Dado que las derivaciones suponen una importante carga asistencial, así como una visita extra para los padres ─con los desplazamientos y el posible componente de preocupación o ansiedad que suponen─, consideramos importante reservarlas para pacientes con sintomatología asociada a la fimosis o fimosis patológica, o para aquellos que a cierta edad no consiguen retraer el prepucio. No se trata de dejar a los niños llegar a la pubertad con una fimosis que les va a ocasionar molestias, ya que existe un margen de intervención para identificar aquellos en los que la fimosis se resolverá sola y para operar a los que no, antes de que inicien cambios puberales4.
Al analizar los datos por edad se objetiva que los más pequeños, hasta los 6 años, es más probable que estén asintomáticos, aunque tengan fimosis de grado mayor; y, por tanto, el porcentaje de indicación quirúrgica en esta franja de edad es menor. Entre los 7 y 10 años ya se plantea la intervención, pero, por lo general, primero se opta por un intento de tratamiento tópico que no retrasa excesivamente la cirugía en caso de que sea finalmente necesaria, como se ve en los datos.

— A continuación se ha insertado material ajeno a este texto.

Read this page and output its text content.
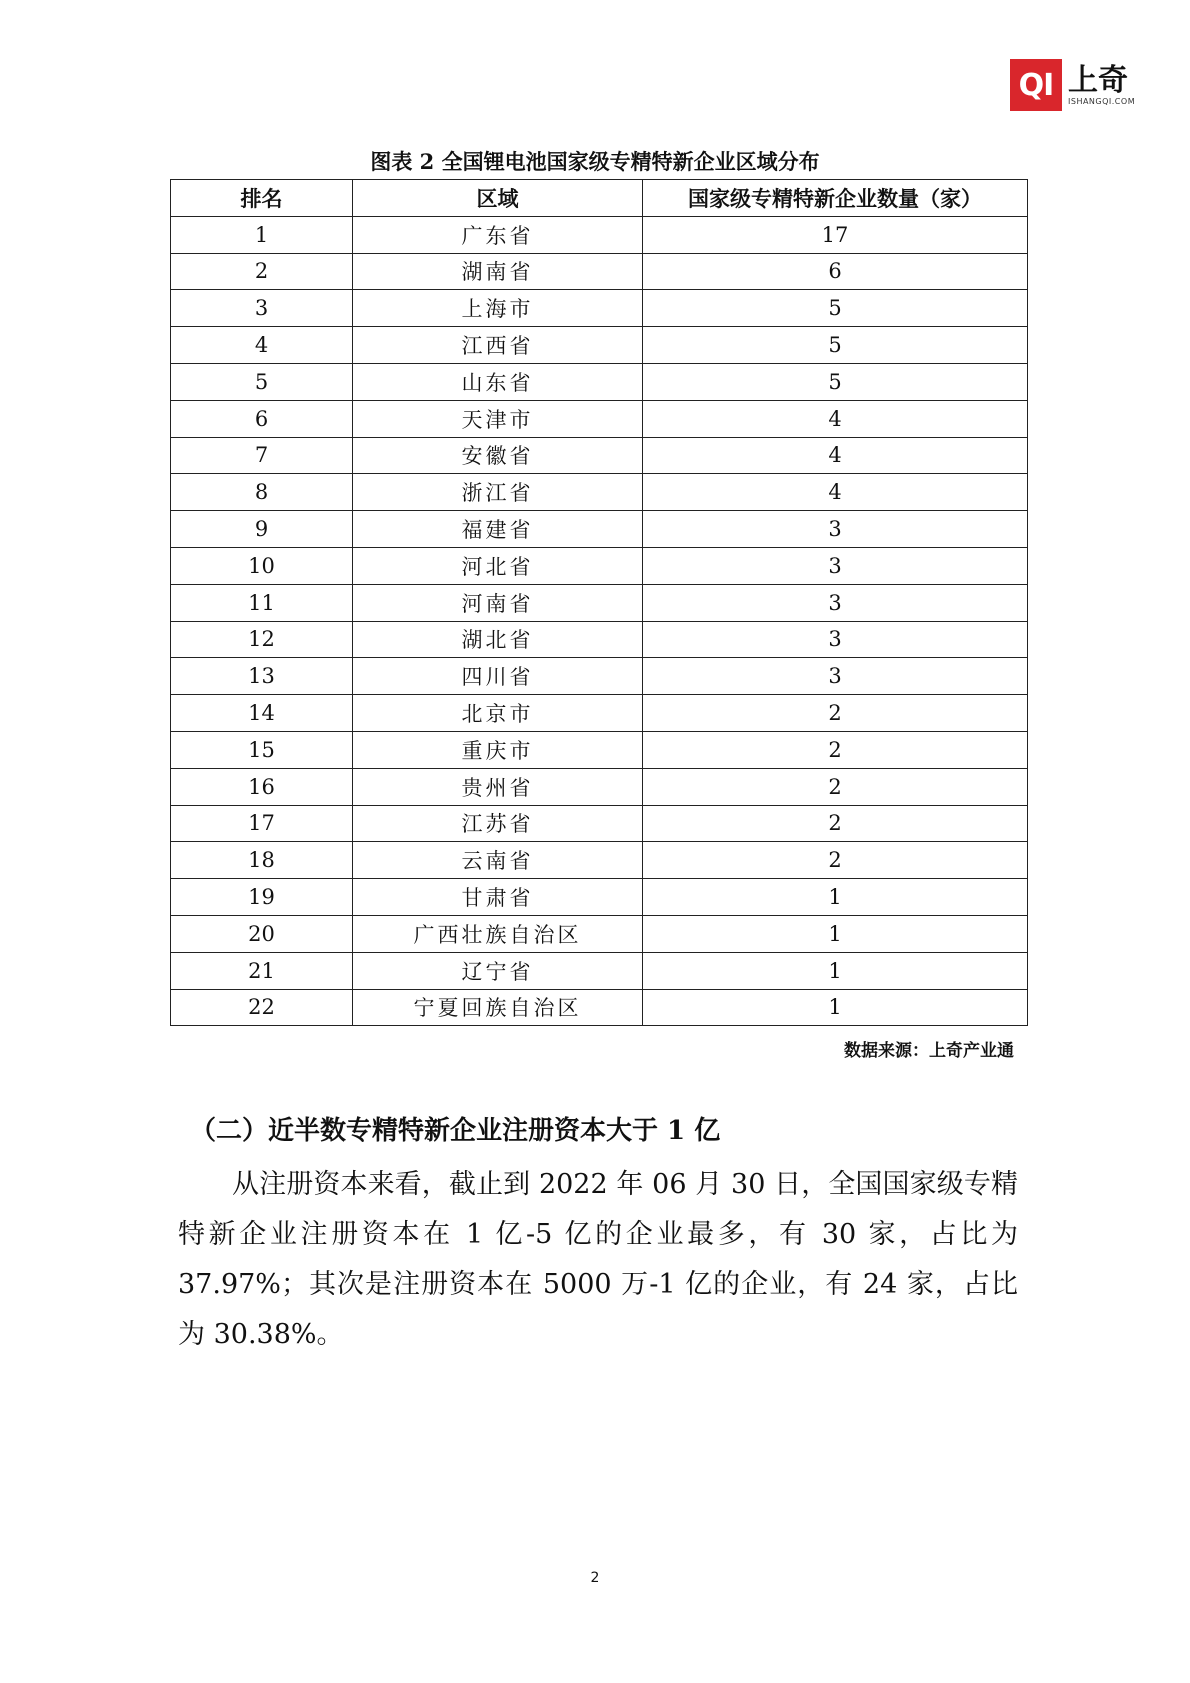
QI 上奇
ISHANGQI.COM
图表 2 全国锂电池国家级专精特新企业区域分布
排名	区域	国家级专精特新企业数量（家）
1	广东省	17
2	湖南省	6
3	上海市	5
4	江西省	5
5	山东省	5
6	天津市	4
7	安徽省	4
8	浙江省	4
9	福建省	3
10	河北省	3
11	河南省	3
12	湖北省	3
13	四川省	3
14	北京市	2
15	重庆市	2
16	贵州省	2
17	江苏省	2
18	云南省	2
19	甘肃省	1
20	广西壮族自治区	1
21	辽宁省	1
22	宁夏回族自治区	1
数据来源：上奇产业通
（二）近半数专精特新企业注册资本大于 1 亿
从注册资本来看，截止到 2022 年 06 月 30 日，全国国家级专精特新企业注册资本在 1 亿-5 亿的企业最多，有 30 家，占比为 37.97%；其次是注册资本在 5000 万-1 亿的企业，有 24 家，占比为 30.38%。
2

Llama la atención que solo un tercio de los pacientes había hecho tratamiento tópico antes de llegar a la consulta de Cirugía. Una encuesta publicada previamente en nuestro medio refleja que la mayoría de los pediatras participantes en el estudio afirmaban realizar un tratamiento tópico antes de derivar a los pacientes15. Creemos que el tratamiento tópico, cuando el niño colabora y participa en el cuidado del pene o tiene sintomatología, puede realizarse de manera satisfactoria y segura en el ámbito de la Atención Primaria con una tasa de respuesta que alcanza el 80%6. En nuestra serie, la tasa de éxito del tratamiento tópico fue del 65% y pensamos que este dato tan bajo puede ser debido a que los pacientes que han respondido desde Atención Primaria no llegan a la consulta de Cirugía y los que llegan tienen probablemente menos posibilidades de responder. Aun así, nos parece una buena opción volver a intentar el tratamiento tópico, siempre y cuando la sintomatología del niño lo permita. Incluso si ya se ha hecho previamente, podemos encontrar pacientes respondedores: los niños pueden colaborar más cuando son mayores (la implicación de un niño de 6 años probablemente es mayor que la de un niño de 3). También podemos reforzar a las familias en su aplicación y finalmente conseguir evitar cirugías o mejorar el grado de fimosis, de manera que se pueda ofrecer una cirugía conservadora tipo prepucioplastia frente a una circuncisión completa.
Cabe destacar la importancia del diagnóstico y tratamiento precoz de la balanitis xerótica obliterante. La incidencia en nuestra serie es del 6%, en consonancia con datos globales que alcanzan el 10% en algunas series. En estos casos consideramos que el inicio del tratamiento tópico puede ir ya acompañado de la derivación a Cirugía Pediátrica para valoración.
A la vista de nuestros datos, nos planteamos tomar medidas en nuestro medio para potenciar la información a los padres y profesionales, que nos permitan reforzar a las familias en el cuidado del prepucio sano, tomando como ejemplo las instauradas en Reino Unido. También consideramos importante una fluida comunicación entre la Atención Primaria y la especializada para trabajar en conjunto en la aplicación de las actuales recomendaciones y la mejora global de la calidad asistencial.
Los autores declaran no presentar conflictos de intereses en relación con la preparación y publicación de este artículo.
Todos los autores han contribuido de forma equivalente en la elaboración del manuscrito publicado.